NCPA - National Center for Policy Analysis

Greenspan Wrong: Wages Don't Push Inflation

October 13, 1997

Last Wednesday, Federal Reserve Chairman Alan Greenspan again rocked financial markets. In testimony before the House Budget Committee, Greenspan implied that inflation was making a comeback. This led investors to believe that the Federal Reserve might soon raise interest rates. The Dow Jones Industrial Average immediately dropped 83 points.

In his testimony, Greenspan was particularly concerned about tightness in labor markets. "The imbalance between the growth in labor demand and the expansion of potential labor supply of recent years must eventually erode the current state of inflation quiescence and, with it, the solid growth of real activity," he warned.

What Greenspan is saying is that as the unemployment rate falls and the supply of labor dries up, workers will demand higher wages, and higher wages will cause inflation. In short, he has endorsed what economists call the Phillips Curve, which shows that there is always a trade-off between inflation and unemployment: low inflation is associated with high unemployment and high inflation is associated with low unemployment. (This relationship was first put forward by British economist A.W. Phillips in a 1958 article.)

The only problem with the Phillips Curve is that there is precious little evidence supporting it. In fact, the latest research shows the opposite relationship. As a recent study from the Federal Reserve Bank of San Francisco put it, "tests that allow for a long-run relationship between wages and prices tend to find that price changes predict future wages, while wage changes do not have much effect on prices."

In any case, there is still plenty of unutilized and underutilized labor in the economy. The current 4.9 percent unemployment rate, while low by recent standards, is still more than a percentage point above the level achieved without inflation in the late 1960s. Although the overall labor force participation rate is at a historical high, this is due entirely to the increase in working women. The participation rate for men is actually at an all-time low.
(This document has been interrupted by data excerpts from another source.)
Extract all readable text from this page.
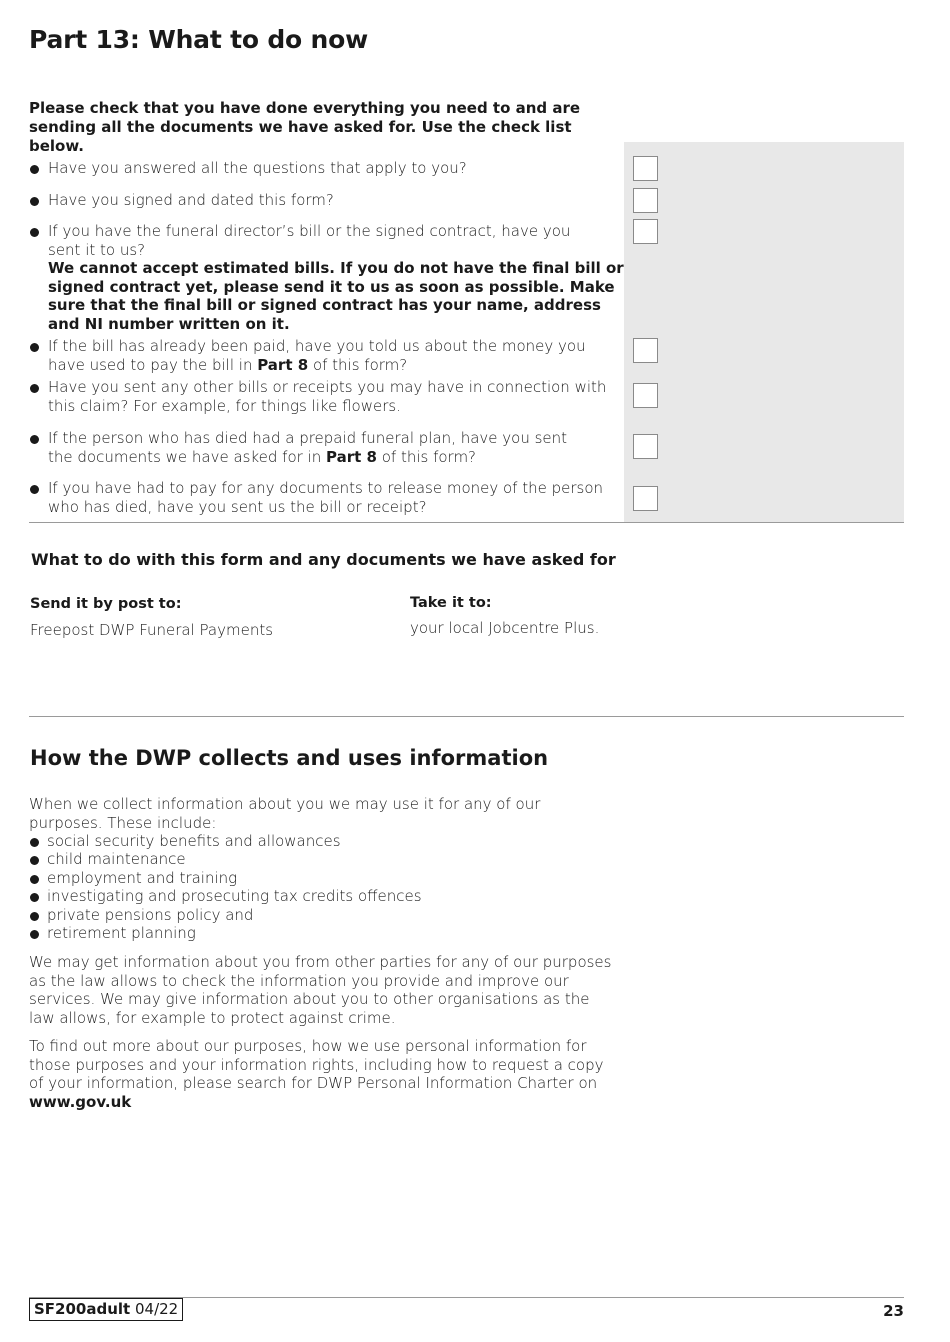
Part 13: What to do now
Please check that you have done everything you need to and are sending all the documents we have asked for. Use the check list below.
Have you answered all the questions that apply to you?
Have you signed and dated this form?
If you have the funeral director’s bill or the signed contract, have you sent it to us?
We cannot accept estimated bills. If you do not have the final bill or signed contract yet, please send it to us as soon as possible. Make sure that the final bill or signed contract has your name, address and NI number written on it.
If the bill has already been paid, have you told us about the money you have used to pay the bill in Part 8 of this form?
Have you sent any other bills or receipts you may have in connection with this claim? For example, for things like flowers.
If the person who has died had a prepaid funeral plan, have you sent the documents we have asked for in Part 8 of this form?
If you have had to pay for any documents to release money of the person who has died, have you sent us the bill or receipt?
What to do with this form and any documents we have asked for
Send it by post to:
Freepost DWP Funeral Payments
Take it to:
your local Jobcentre Plus.
How the DWP collects and uses information
When we collect information about you we may use it for any of our purposes. These include:
social security benefits and allowances
child maintenance
employment and training
investigating and prosecuting tax credits offences
private pensions policy and
retirement planning
We may get information about you from other parties for any of our purposes as the law allows to check the information you provide and improve our services. We may give information about you to other organisations as the law allows, for example to protect against crime.
To find out more about our purposes, how we use personal information for those purposes and your information rights, including how to request a copy of your information, please search for DWP Personal Information Charter on www.gov.uk
SF200adult 04/22	23
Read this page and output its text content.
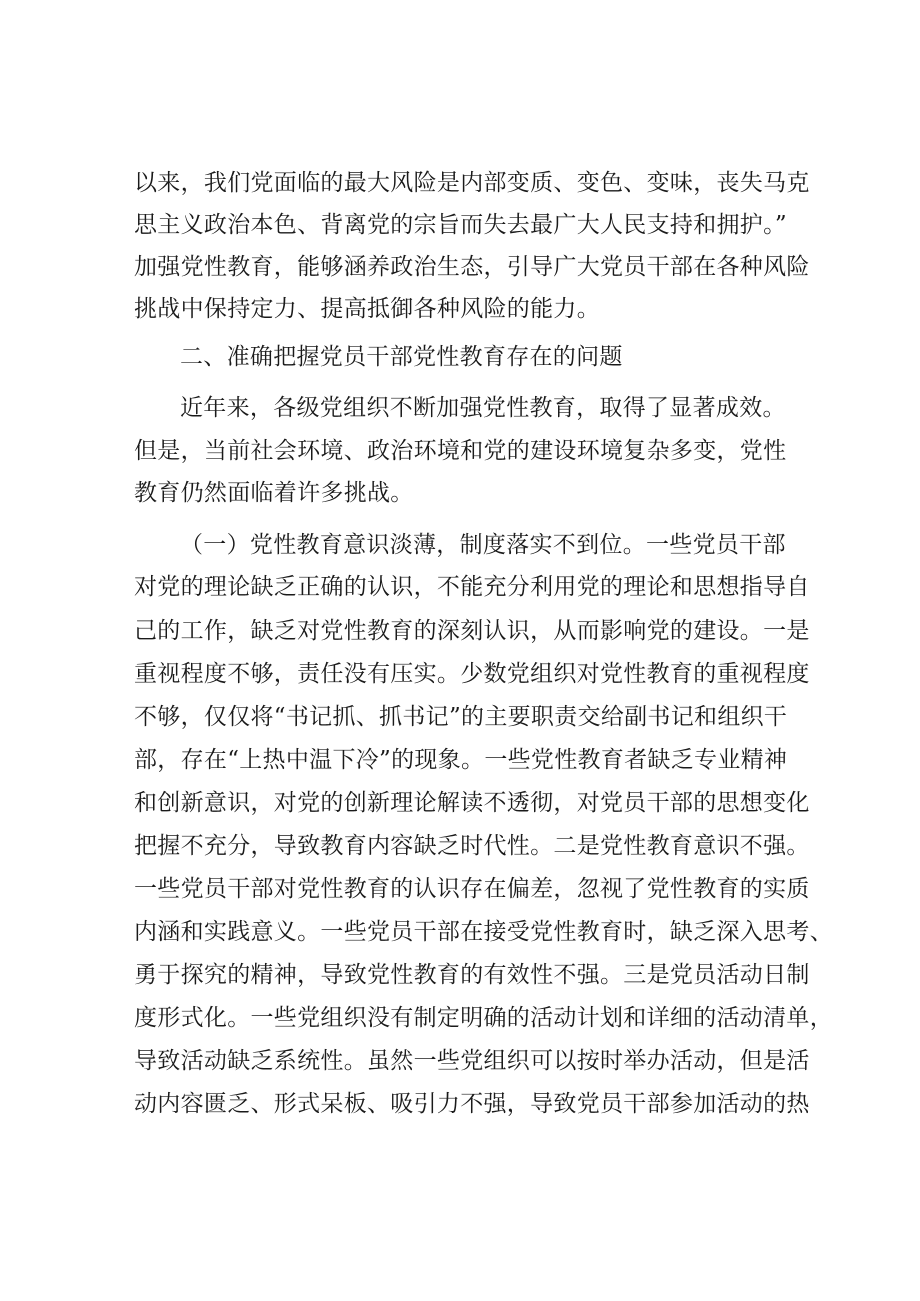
以来，我们党面临的最大风险是内部变质、变色、变味，丧失马克
思主义政治本色、背离党的宗旨而失去最广大人民支持和拥护。”
加强党性教育，能够涵养政治生态，引导广大党员干部在各种风险
挑战中保持定力、提高抵御各种风险的能力。
二、准确把握党员干部党性教育存在的问题
近年来，各级党组织不断加强党性教育，取得了显著成效。
但是，当前社会环境、政治环境和党的建设环境复杂多变，党性
教育仍然面临着许多挑战。
（一）党性教育意识淡薄，制度落实不到位。一些党员干部
对党的理论缺乏正确的认识，不能充分利用党的理论和思想指导自
己的工作，缺乏对党性教育的深刻认识，从而影响党的建设。一是
重视程度不够，责任没有压实。少数党组织对党性教育的重视程度
不够，仅仅将“书记抓、抓书记”的主要职责交给副书记和组织干
部，存在“上热中温下冷”的现象。一些党性教育者缺乏专业精神
和创新意识，对党的创新理论解读不透彻，对党员干部的思想变化
把握不充分，导致教育内容缺乏时代性。二是党性教育意识不强。
一些党员干部对党性教育的认识存在偏差，忽视了党性教育的实质
内涵和实践意义。一些党员干部在接受党性教育时，缺乏深入思考、
勇于探究的精神，导致党性教育的有效性不强。三是党员活动日制
度形式化。一些党组织没有制定明确的活动计划和详细的活动清单，
导致活动缺乏系统性。虽然一些党组织可以按时举办活动，但是活
动内容匮乏、形式呆板、吸引力不强，导致党员干部参加活动的热
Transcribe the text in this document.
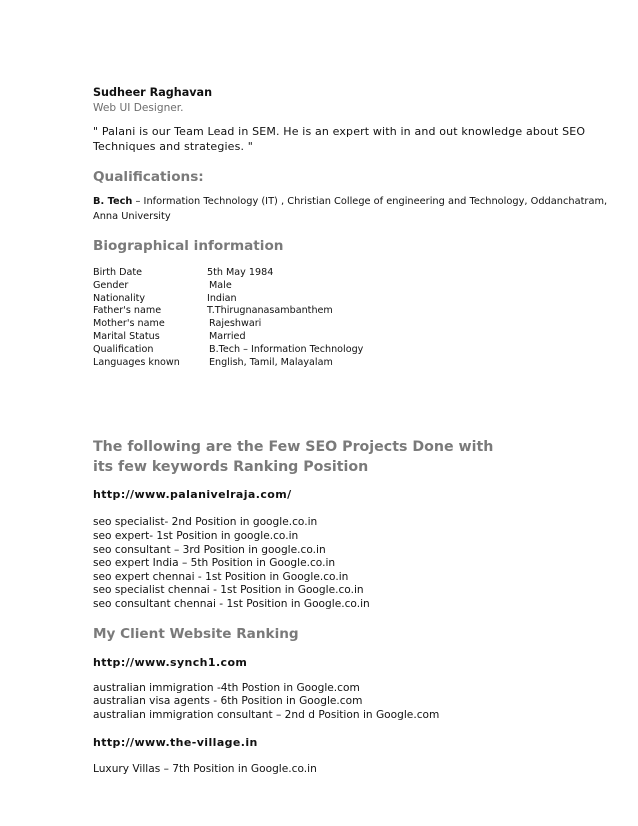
Sudheer Raghavan
Web UI Designer.
" Palani is our Team Lead in SEM. He is an expert with in and out knowledge about SEO Techniques and strategies. "
Qualifications:
B. Tech – Information Technology (IT) , Christian College of engineering and Technology, Oddanchatram, Anna University
Biographical information
Birth Date	5th May 1984
Gender	Male
Nationality	Indian
Father's name	T.Thirugnanasambanthem
Mother's name	Rajeshwari
Marital Status	Married
Qualification	B.Tech – Information Technology
Languages known	English, Tamil, Malayalam
The following are the Few SEO Projects Done with its few keywords Ranking Position
http://www.palanivelraja.com/
seo specialist- 2nd Position in google.co.in
seo expert- 1st Position in google.co.in
seo consultant – 3rd Position in google.co.in
seo expert India – 5th Position in Google.co.in
seo expert chennai - 1st Position in Google.co.in
seo specialist chennai - 1st Position in Google.co.in
seo consultant chennai - 1st Position in Google.co.in
My Client Website Ranking
http://www.synch1.com
australian immigration -4th Postion in Google.com
australian visa agents - 6th Position in Google.com
australian immigration consultant – 2nd d Position in Google.com
http://www.the-village.in
Luxury Villas – 7th Position in Google.co.in
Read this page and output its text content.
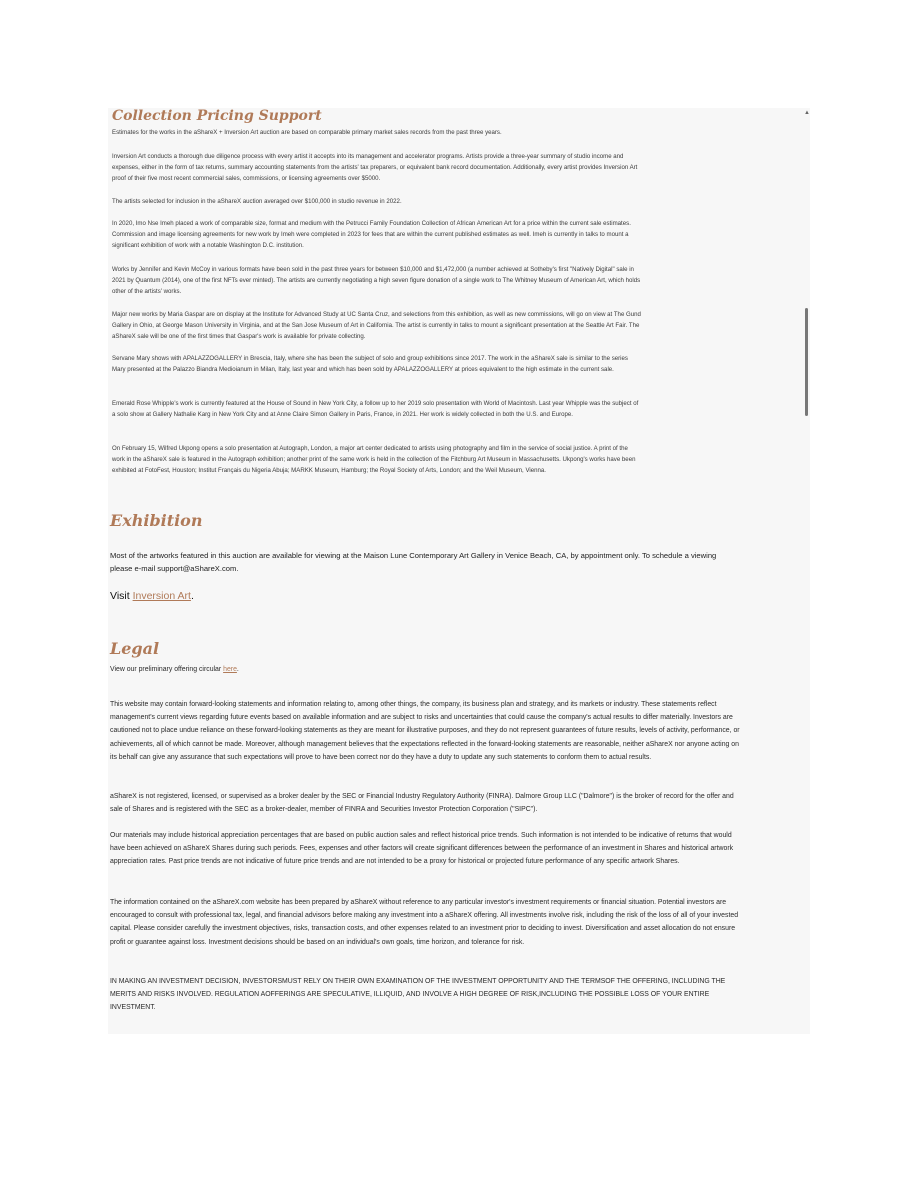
Collection Pricing Support

Estimates for the works in the aShareX + Inversion Art auction are based on comparable primary market sales records from the past three years.

Inversion Art conducts a thorough due diligence process with every artist it accepts into its management and accelerator programs. Artists provide a three-year summary of studio income and expenses, either in the form of tax returns, summary accounting statements from the artists' tax preparers, or equivalent bank record documentation. Additionally, every artist provides Inversion Art proof of their five most recent commercial sales, commissions, or licensing agreements over $5000.

The artists selected for inclusion in the aShareX auction averaged over $100,000 in studio revenue in 2022.

In 2020, Imo Nse Imeh placed a work of comparable size, format and medium with the Petrucci Family Foundation Collection of African American Art for a price within the current sale estimates. Commission and image licensing agreements for new work by Imeh were completed in 2023 for fees that are within the current published estimates as well. Imeh is currently in talks to mount a significant exhibition of work with a notable Washington D.C. institution.

Works by Jennifer and Kevin McCoy in various formats have been sold in the past three years for between $10,000 and $1,472,000 (a number achieved at Sotheby's first "Natively Digital" sale in 2021 by Quantum (2014), one of the first NFTs ever minted). The artists are currently negotiating a high seven figure donation of a single work to The Whitney Museum of American Art, which holds other of the artists' works.

Major new works by Maria Gaspar are on display at the Institute for Advanced Study at UC Santa Cruz, and selections from this exhibition, as well as new commissions, will go on view at The Gund Gallery in Ohio, at George Mason University in Virginia, and at the San Jose Museum of Art in California. The artist is currently in talks to mount a significant presentation at the Seattle Art Fair. The aShareX sale will be one of the first times that Gaspar's work is available for private collecting.

Servane Mary shows with APALAZZOGALLERY in Brescia, Italy, where she has been the subject of solo and group exhibitions since 2017. The work in the aShareX sale is similar to the series Mary presented at the Palazzo Biandra Medioianum in Milan, Italy, last year and which has been sold by APALAZZOGALLERY at prices equivalent to the high estimate in the current sale.

Emerald Rose Whipple's work is currently featured at the House of Sound in New York City, a follow up to her 2019 solo presentation with World of Macintosh. Last year Whipple was the subject of a solo show at Gallery Nathalie Karg in New York City and at Anne Claire Simon Gallery in Paris, France, in 2021. Her work is widely collected in both the U.S. and Europe.

On February 15, Wilfred Ukpong opens a solo presentation at Autograph, London, a major art center dedicated to artists using photography and film in the service of social justice. A print of the work in the aShareX sale is featured in the Autograph exhibition; another print of the same work is held in the collection of the Fitchburg Art Museum in Massachusetts. Ukpong's works have been exhibited at FotoFest, Houston; Institut Français du Nigeria Abuja; MARKK Museum, Hamburg; the Royal Society of Arts, London; and the Weil Museum, Vienna.

Exhibition

Most of the artworks featured in this auction are available for viewing at the Maison Lune Contemporary Art Gallery in Venice Beach, CA, by appointment only. To schedule a viewing please e-mail support@aShareX.com.

Visit Inversion Art.

Legal

View our preliminary offering circular here.

This website may contain forward-looking statements and information relating to, among other things, the company, its business plan and strategy, and its markets or industry. These statements reflect management's current views regarding future events based on available information and are subject to risks and uncertainties that could cause the company's actual results to differ materially. Investors are cautioned not to place undue reliance on these forward-looking statements as they are meant for illustrative purposes, and they do not represent guarantees of future results, levels of activity, performance, or achievements, all of which cannot be made. Moreover, although management believes that the expectations reflected in the forward-looking statements are reasonable, neither aShareX nor anyone acting on its behalf can give any assurance that such expectations will prove to have been correct nor do they have a duty to update any such statements to conform them to actual results.

aShareX is not registered, licensed, or supervised as a broker dealer by the SEC or Financial Industry Regulatory Authority (FINRA). Dalmore Group LLC ("Dalmore") is the broker of record for the offer and sale of Shares and is registered with the SEC as a broker-dealer, member of FINRA and Securities Investor Protection Corporation ("SIPC").

Our materials may include historical appreciation percentages that are based on public auction sales and reflect historical price trends. Such information is not intended to be indicative of returns that would have been achieved on aShareX Shares during such periods. Fees, expenses and other factors will create significant differences between the performance of an investment in Shares and historical artwork appreciation rates. Past price trends are not indicative of future price trends and are not intended to be a proxy for historical or projected future performance of any specific artwork Shares.

The information contained on the aShareX.com website has been prepared by aShareX without reference to any particular investor's investment requirements or financial situation. Potential investors are encouraged to consult with professional tax, legal, and financial advisors before making any investment into a aShareX offering. All investments involve risk, including the risk of the loss of all of your invested capital. Please consider carefully the investment objectives, risks, transaction costs, and other expenses related to an investment prior to deciding to invest. Diversification and asset allocation do not ensure profit or guarantee against loss. Investment decisions should be based on an individual's own goals, time horizon, and tolerance for risk.

IN MAKING AN INVESTMENT DECISION, INVESTORSMUST RELY ON THEIR OWN EXAMINATION OF THE INVESTMENT OPPORTUNITY AND THE TERMSOF THE OFFERING, INCLUDING THE MERITS AND RISKS INVOLVED. REGULATION AOFFERINGS ARE SPECULATIVE, ILLIQUID, AND INVOLVE A HIGH DEGREE OF RISK,INCLUDING THE POSSIBLE LOSS OF YOUR ENTIRE INVESTMENT.

▲
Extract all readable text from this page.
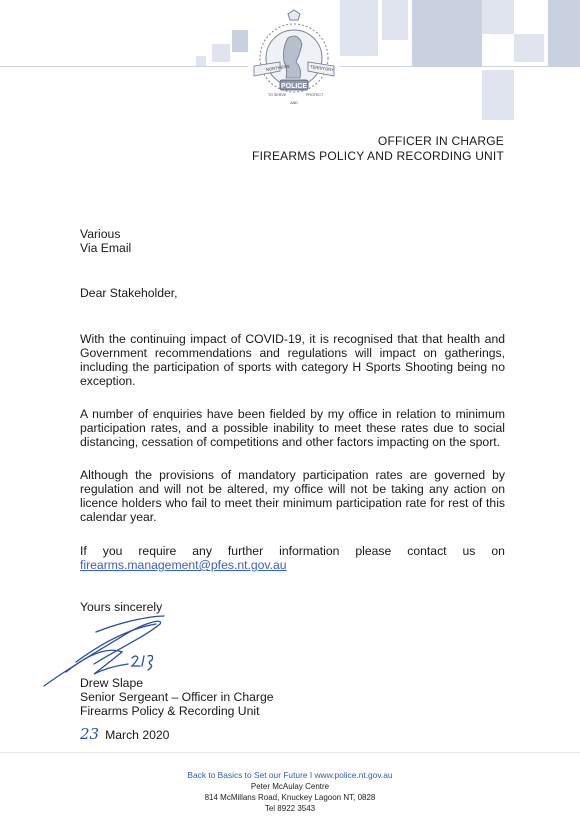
NORTHERN	TERRITORY
POLICE
TO SERVE
AND
PROTECT
OFFICER IN CHARGE
FIREARMS POLICY AND RECORDING UNIT
Various
Via Email
Dear Stakeholder,
With the continuing impact of COVID-19, it is recognised that that health and Government recommendations and regulations will impact on gatherings, including the participation of sports with category H Sports Shooting being no exception.
A number of enquiries have been fielded by my office in relation to minimum participation rates, and a possible inability to meet these rates due to social distancing, cessation of competitions and other factors impacting on the sport.
Although the provisions of mandatory participation rates are governed by regulation and will not be altered, my office will not be taking any action on licence holders who fail to meet their minimum participation rate for rest of this calendar year.
If you require any further information please contact us on
firearms.management@pfes.nt.gov.au
Yours sincerely
Drew Slape
Senior Sergeant – Officer in Charge
Firearms Policy & Recording Unit
23 March 2020
Back to Basics to Set our Future I www.police.nt.gov.au
Peter McAulay Centre
814 McMillans Road, Knuckey Lagoon NT, 0828
Tel 8922 3543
The main reason for the fall in male labor force participation is the extraordinary decline in work by men over age 65 (see figure). In 1949, almost 47 percent of men this age still worked. Today, the figure is less than 17 percent. This is an incredible waste of a scarce and valuable economic resource. A recent study by Hudson Institute economist Alan Reynolds, "Restoring Work Incentives for Older Americans," lays much of the blame on tax and pension laws that actively discourage older Americans from working. If Greenspan really thinks we are facing a shortage of trained workers, this may be where to find them.